What happened is… it is easier to delude ourselves and mistake the gospel life for a life of narrow personal piety rather than a wider-spectrum social morality that embraces others with the  passionate compassion of God and is concerned about issues of justice!

What happened is… it’s easier to become pre-occupied with our own self-righteousness and the faults of others rather than be astonished by Divine grace.

What happened is… it’s easier to be blinded by our insulating walls than to see God at work outside of our walls.

What happened is… we forget that compassion/grace is offensive to a world that bears the open wounds of prejudice.

There is no better word that describes the nature of Jesus’ life and ministry than compassion. 

One way I think of my life is a series of concentric circles (like I showed the children).   I live most of the time intentionally in the tiny center circle – focusing my attention and energy on self concerns and the people I love and like the most: my family, my friends, the people most like me with whom I have the most in common. 

But the compassion and grace of Jesus moves me beyond my tiny center circle.  If I open my life to him and bring him into my center circle, I find and experience that he is a kind of powerful energy, a centrifugal force that will not let me stay in my safe and secure center and get too comfortable, but he pushes me outward into the outer rings of life where the needs of others are great; the suffering of others can be intense; where I am uncomfortable but challenged to live with the compassion and grace of Jesus Christ.

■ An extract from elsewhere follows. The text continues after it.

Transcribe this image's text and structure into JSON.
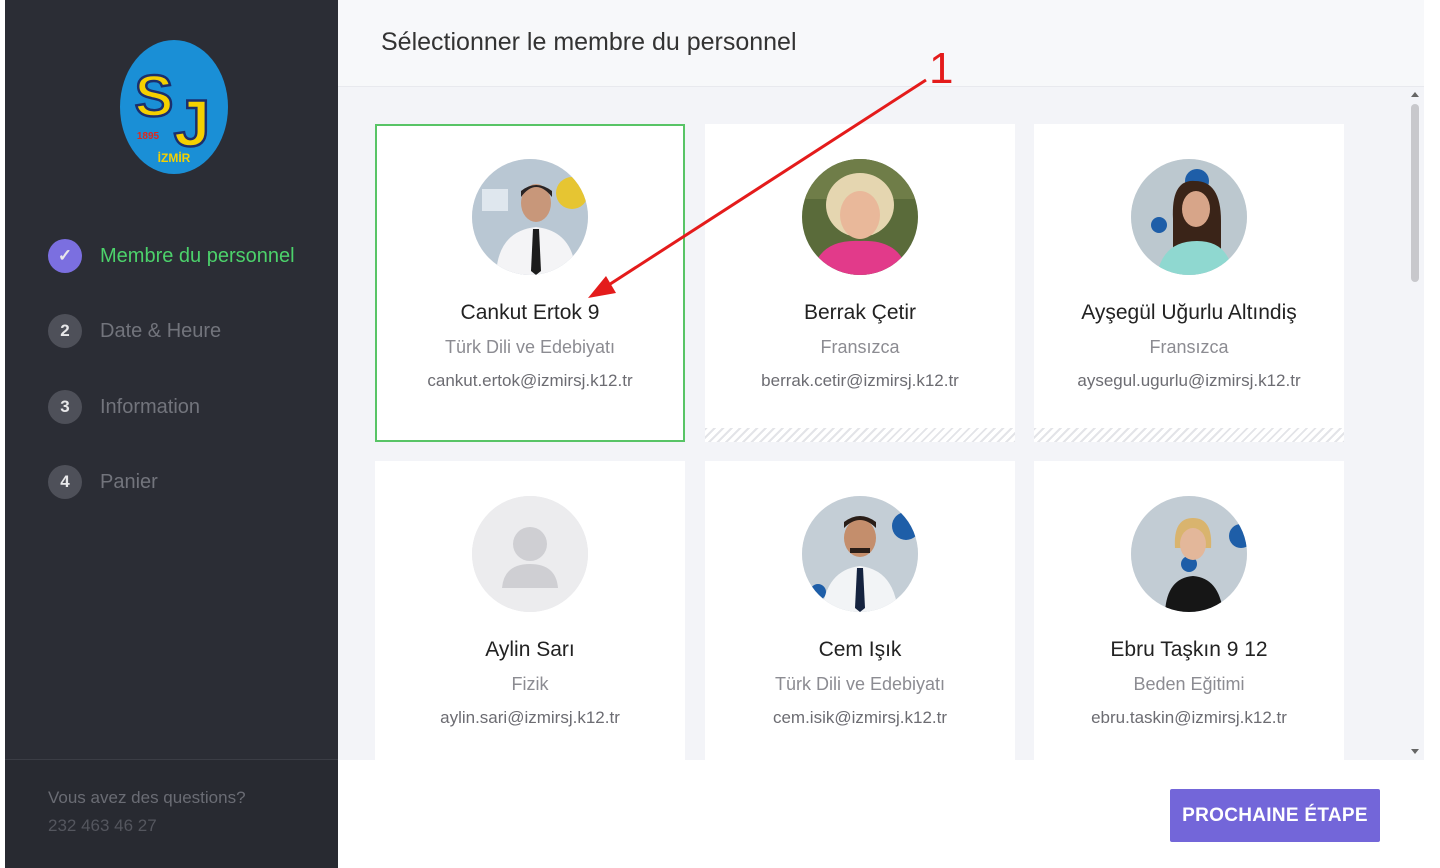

We see this very thing in our epistle for today. Paul, challenges the Roman congregation to live with “genuine love” beginning in the inner circle calling upon the people of the congregation to love each other with zeal and mutual affection. But it doesn’t end there; it only begins there.  The centrifugal force of compassion pushes them outward toward strangers to whom they are show “hospitality” and finally into those outer rings toward their adversaries and enemies showing expressions of love even to them.  The compassion of Jesus Christ is like centrifugal force set loose in the center of our lives.  It’s “offensive” in that does not let us get too comfortable and too content and too self-satisfied but always pushes us past the boundaries we draw and the limits that we set. It is the offense of compassion and grace.  And in the end it is good news for insiders and outsiders alike for we, in the process, what it means to be fully alive and fully human!